The challenge
AMD needed to activate real purchase intent and convert traffic into measurable sales across multiple retailers without depending on intermediate landing pages that would slow the user down. The problem was not reach. The problem was signal quality: how to distinguish people who merely saw a product message from people showing high-intent retailer behavior.
In consumer technology, media can create a lot of apparent engagement that never becomes retail demand. Pretty dashboards. Weak sell-through. A classic crime scene.
The system
The solution was a performance architecture centered on the Click eTailer event as a proxy for high purchase intent. Instead of optimizing only for shallow traffic, the system prioritized users moving toward retailer environments where product comparison and purchase behavior could happen.
1. Intent signal definition
The Click eTailer event became the operating signal. It translated paid media activity into a more commercially meaningful action: a user choosing to move from campaign exposure into a retail context.
2. Full-funnel paid architecture
- TikTok Smart+ campaigns optimized for conversion among in-market audiences.
- Meta Advantage+ and lookalikes built from users with demonstrated intent history.
- Google Display and YouTube used for scaled prospecting and product-context education.
3. UGC-style product clarity
Creative was produced to make the product decision easier: clear use cases, direct benefit framing, real context, and fast comprehension. The goal was not to make tech look shiny. It was to help buyers understand why they should click toward a retailer.
The results
The system generated 154K high-intent Click eTailer actions, a +152% year-over-year increase, while reducing CPL by 33%. Investment scaled +62% YoY while maintaining efficiency, and unit sales grew +43% YoY, representing 25,902 additional units.

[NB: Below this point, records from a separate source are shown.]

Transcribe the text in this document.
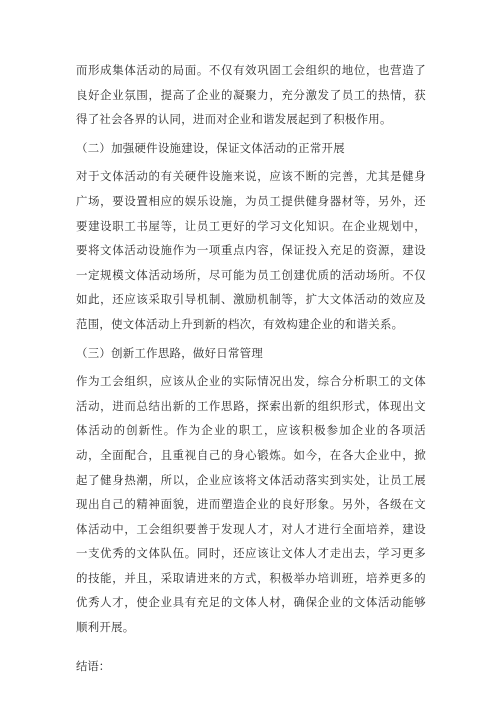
而形成集体活动的局面。不仅有效巩固工会组织的地位，也营造了良好企业氛围，提高了企业的凝聚力，充分激发了员工的热情，获得了社会各界的认同，进而对企业和谐发展起到了积极作用。

（二）加强硬件设施建设，保证文体活动的正常开展

对于文体活动的有关硬件设施来说，应该不断的完善，尤其是健身广场，要设置相应的娱乐设施，为员工提供健身器材等，另外，还要建设职工书屋等，让员工更好的学习文化知识。在企业规划中，要将文体活动设施作为一项重点内容，保证投入充足的资源，建设一定规模文体活动场所，尽可能为员工创建优质的活动场所。不仅如此，还应该采取引导机制、激励机制等，扩大文体活动的效应及范围，使文体活动上升到新的档次，有效构建企业的和谐关系。

（三）创新工作思路，做好日常管理

作为工会组织，应该从企业的实际情况出发，综合分析职工的文体活动，进而总结出新的工作思路，探索出新的组织形式，体现出文体活动的创新性。作为企业的职工，应该积极参加企业的各项活动，全面配合，且重视自己的身心锻炼。如今，在各大企业中，掀起了健身热潮，所以，企业应该将文体活动落实到实处，让员工展现出自己的精神面貌，进而塑造企业的良好形象。另外，各级在文体活动中，工会组织要善于发现人才，对人才进行全面培养，建设一支优秀的文体队伍。同时，还应该让文体人才走出去，学习更多的技能，并且，采取请进来的方式，积极举办培训班，培养更多的优秀人才，使企业具有充足的文体人材，确保企业的文体活动能够顺利开展。

结语：
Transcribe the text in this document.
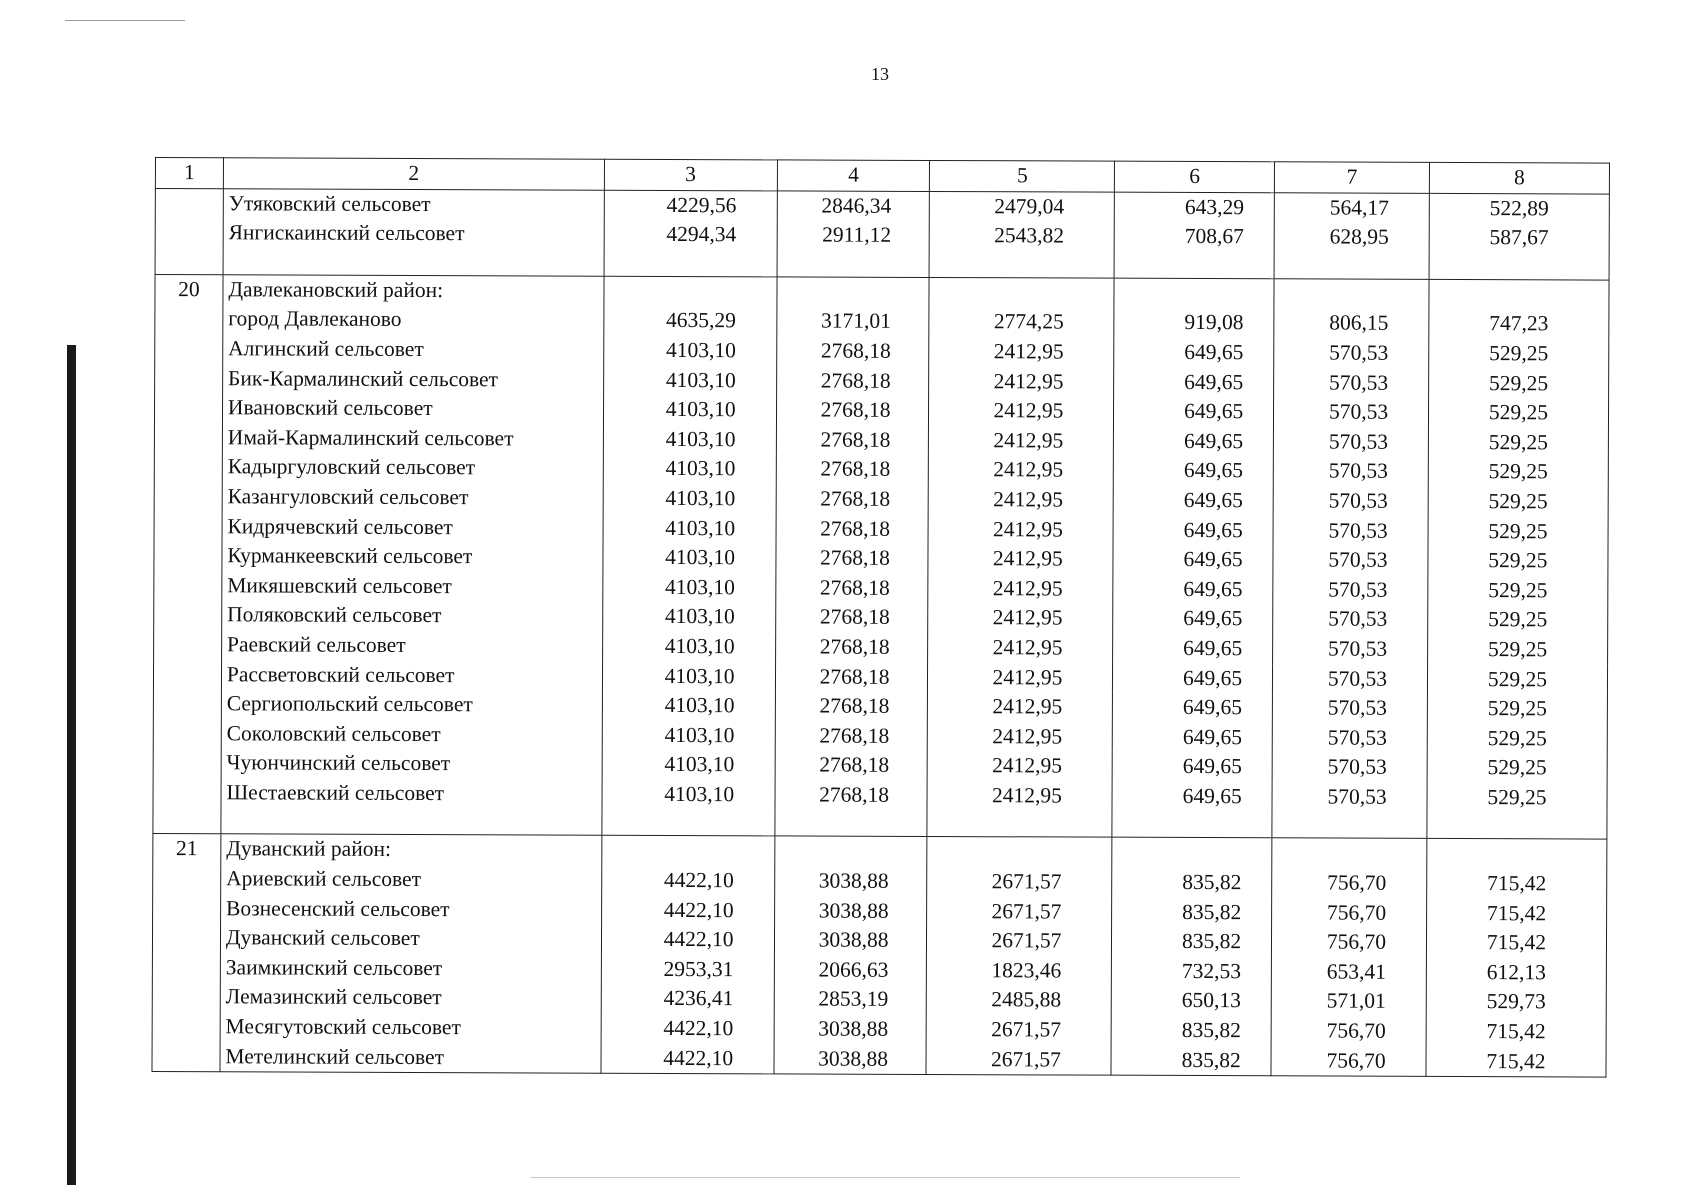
13
1	2	3	4	5	6	7	8
	Утяковский сельсовет	4229,56	2846,34	2479,04	643,29	564,17	522,89
	Янгискаинский сельсовет	4294,34	2911,12	2543,82	708,67	628,95	587,67

20	Давлекановский район:						
	город Давлеканово	4635,29	3171,01	2774,25	919,08	806,15	747,23
	Алгинский сельсовет	4103,10	2768,18	2412,95	649,65	570,53	529,25
	Бик-Кармалинский сельсовет	4103,10	2768,18	2412,95	649,65	570,53	529,25
	Ивановский сельсовет	4103,10	2768,18	2412,95	649,65	570,53	529,25
	Имай-Кармалинский сельсовет	4103,10	2768,18	2412,95	649,65	570,53	529,25
	Кадыргуловский сельсовет	4103,10	2768,18	2412,95	649,65	570,53	529,25
	Казангуловский сельсовет	4103,10	2768,18	2412,95	649,65	570,53	529,25
	Кидрячевский сельсовет	4103,10	2768,18	2412,95	649,65	570,53	529,25
	Курманкеевский сельсовет	4103,10	2768,18	2412,95	649,65	570,53	529,25
	Микяшевский сельсовет	4103,10	2768,18	2412,95	649,65	570,53	529,25
	Поляковский сельсовет	4103,10	2768,18	2412,95	649,65	570,53	529,25
	Раевский сельсовет	4103,10	2768,18	2412,95	649,65	570,53	529,25
	Рассветовский сельсовет	4103,10	2768,18	2412,95	649,65	570,53	529,25
	Сергиопольский сельсовет	4103,10	2768,18	2412,95	649,65	570,53	529,25
	Соколовский сельсовет	4103,10	2768,18	2412,95	649,65	570,53	529,25
	Чуюнчинский сельсовет	4103,10	2768,18	2412,95	649,65	570,53	529,25
	Шестаевский сельсовет	4103,10	2768,18	2412,95	649,65	570,53	529,25

21	Дуванский район:						
	Ариевский сельсовет	4422,10	3038,88	2671,57	835,82	756,70	715,42
	Вознесенский сельсовет	4422,10	3038,88	2671,57	835,82	756,70	715,42
	Дуванский сельсовет	4422,10	3038,88	2671,57	835,82	756,70	715,42
	Заимкинский сельсовет	2953,31	2066,63	1823,46	732,53	653,41	612,13
	Лемазинский сельсовет	4236,41	2853,19	2485,88	650,13	571,01	529,73
	Месягутовский сельсовет	4422,10	3038,88	2671,57	835,82	756,70	715,42
	Метелинский сельсовет	4422,10	3038,88	2671,57	835,82	756,70	715,42
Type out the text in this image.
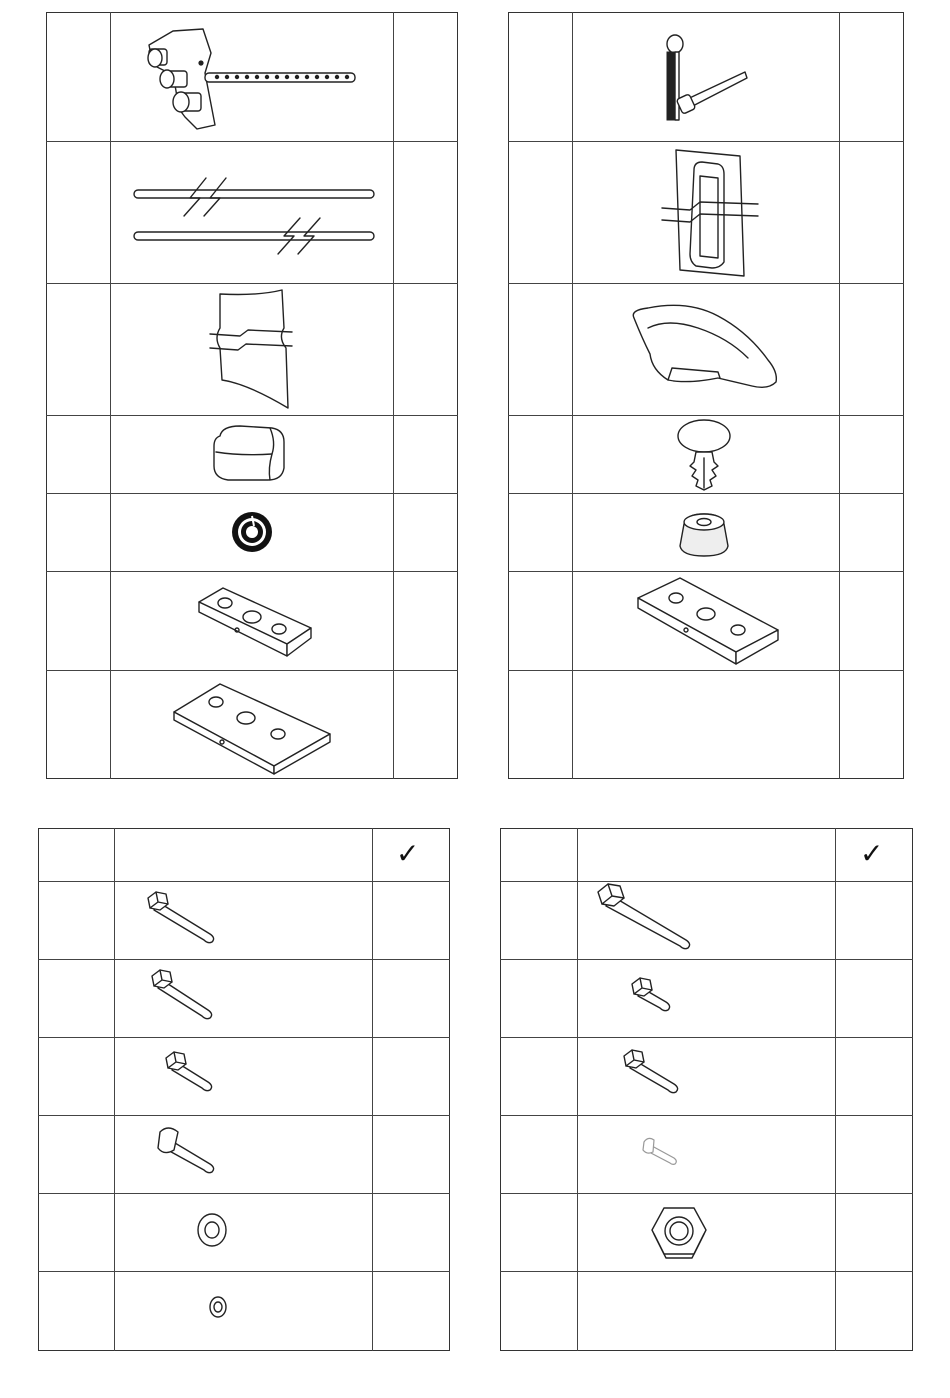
✓	✓
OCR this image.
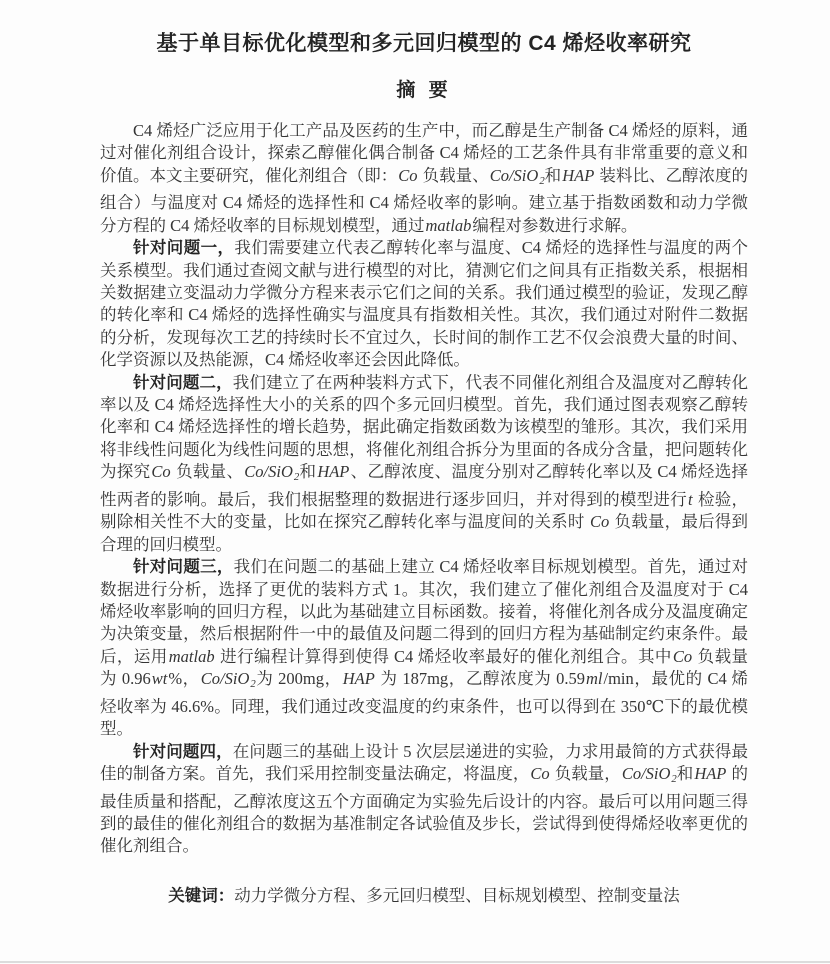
基于单目标优化模型和多元回归模型的 C4 烯烃收率研究
摘 要

C4 烯烃广泛应用于化工产品及医药的生产中，而乙醇是生产制备 C4 烯烃的原料，通过对催化剂组合设计，探索乙醇催化偶合制备 C4 烯烃的工艺条件具有非常重要的意义和价值。本文主要研究，催化剂组合（即：Co 负载量、Co/SiO2和HAP 装料比、乙醇浓度的组合）与温度对 C4 烯烃的选择性和 C4 烯烃收率的影响。建立基于指数函数和动力学微分方程的 C4 烯烃收率的目标规划模型，通过matlab编程对参数进行求解。

针对问题一，我们需要建立代表乙醇转化率与温度、C4 烯烃的选择性与温度的两个关系模型。我们通过查阅文献与进行模型的对比，猜测它们之间具有正指数关系，根据相关数据建立变温动力学微分方程来表示它们之间的关系。我们通过模型的验证，发现乙醇的转化率和 C4 烯烃的选择性确实与温度具有指数相关性。其次，我们通过对附件二数据的分析，发现每次工艺的持续时长不宜过久，长时间的制作工艺不仅会浪费大量的时间、化学资源以及热能源，C4 烯烃收率还会因此降低。

针对问题二，我们建立了在两种装料方式下，代表不同催化剂组合及温度对乙醇转化率以及 C4 烯烃选择性大小的关系的四个多元回归模型。首先，我们通过图表观察乙醇转化率和 C4 烯烃选择性的增长趋势，据此确定指数函数为该模型的雏形。其次，我们采用将非线性问题化为线性问题的思想，将催化剂组合拆分为里面的各成分含量，把问题转化为探究Co 负载量、Co/SiO2和HAP、乙醇浓度、温度分别对乙醇转化率以及 C4 烯烃选择性两者的影响。最后，我们根据整理的数据进行逐步回归，并对得到的模型进行t 检验，剔除相关性不大的变量，比如在探究乙醇转化率与温度间的关系时 Co 负载量，最后得到合理的回归模型。

针对问题三，我们在问题二的基础上建立 C4 烯烃收率目标规划模型。首先，通过对数据进行分析，选择了更优的装料方式 1。其次，我们建立了催化剂组合及温度对于 C4 烯烃收率影响的回归方程，以此为基础建立目标函数。接着，将催化剂各成分及温度确定为决策变量，然后根据附件一中的最值及问题二得到的回归方程为基础制定约束条件。最后，运用matlab 进行编程计算得到使得 C4 烯烃收率最好的催化剂组合。其中Co 负载量为 0.96wt%，Co/SiO2为 200mg，HAP 为 187mg，乙醇浓度为 0.59ml/min，最优的 C4 烯烃收率为 46.6%。同理，我们通过改变温度的约束条件，也可以得到在 350℃下的最优模型。

针对问题四，在问题三的基础上设计 5 次层层递进的实验，力求用最简的方式获得最佳的制备方案。首先，我们采用控制变量法确定，将温度，Co 负载量，Co/SiO2和HAP 的最佳质量和搭配，乙醇浓度这五个方面确定为实验先后设计的内容。最后可以用问题三得到的最佳的催化剂组合的数据为基准制定各试验值及步长，尝试得到使得烯烃收率更优的催化剂组合。

关键词：动力学微分方程、多元回归模型、目标规划模型、控制变量法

Operating lesson: if the conversion environment lives in retail, the campaign signal cannot stop at the ad click. The optimization target needs to approximate commercial intent as closely as the available data allows.
Why it matters
This case is a clean example of the difference between media optimization and revenue-system design. A media team might optimize for CPC, CTR, or landing-page traffic. A revenue system asks: which signal is closest to commercial value, how do we optimize toward it, and how do we keep the creative loop tied to that signal?
Reusable pattern
The AMD model applies to brands where the final purchase happens outside the brand's owned site: retail, marketplaces, dealer networks, distributors, app stores, or offline points of sale.